Objective: The purpose of this study was to compare the mechanical obstruction rate following a transanal endorectal pull-through (TERPT) in patients with Hirschsprung disease, between regular anal dilatation (AD) and selective anal dilatation (NAD) which meant that dilatation was only performed when an obstructive symptom occurred. Materials and Methods: A retrospective chart review of patients with Hirschsprung disease who underwent TERPT/abdominal assisted TERPT at Siriraj Hospital between January 2009 and December 2021 was carried out. It was the surgeon’s preference that the dilatation protocols between the 2 groups (AD or NAD) were assigned. Mechanical obstructions included evidence of stricture, a clinical symptom of constipation, presence of Hirschsprung-associated enterocolitis (HAEC), and/or requirement of re-operation. Results: In total, 132 patients were included in this study, including 55 cases in the AD group (41.7%) and 77 cases in the NAD group (58.3%). Postoperative mechanical obstructions occurred in 84 patients (63.6%).

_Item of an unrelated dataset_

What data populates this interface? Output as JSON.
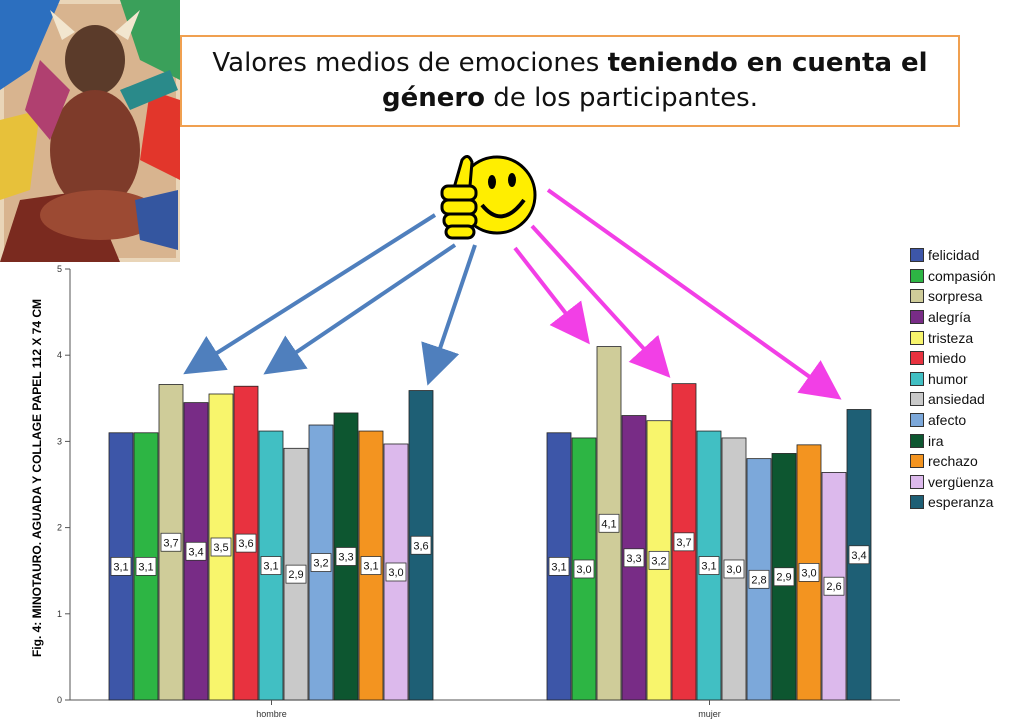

Among the mechanical obstructions, there were 35 strictures (26.5%), 26 constipation (19.7%), 40 HAECs (30.3%), and 6 reoperation (4.5%). The mechanical obstruction rates in the AD [33/55 (60.0%)] and NAD [51/77 (66.2%)] groups were not significantly different (p = 0.582). The AD group was of a significantly younger age (p = 0.022) and lower body weight (p = 0.048) than the NAD group; however, a younger age and lower body weight were not significantly related with any of the obstructive complications. AD had a rate of anastomosis/cuff stricture [13/55 (23.6%)] similar to NAD [22/77 (28.6%)] (p = 0.665).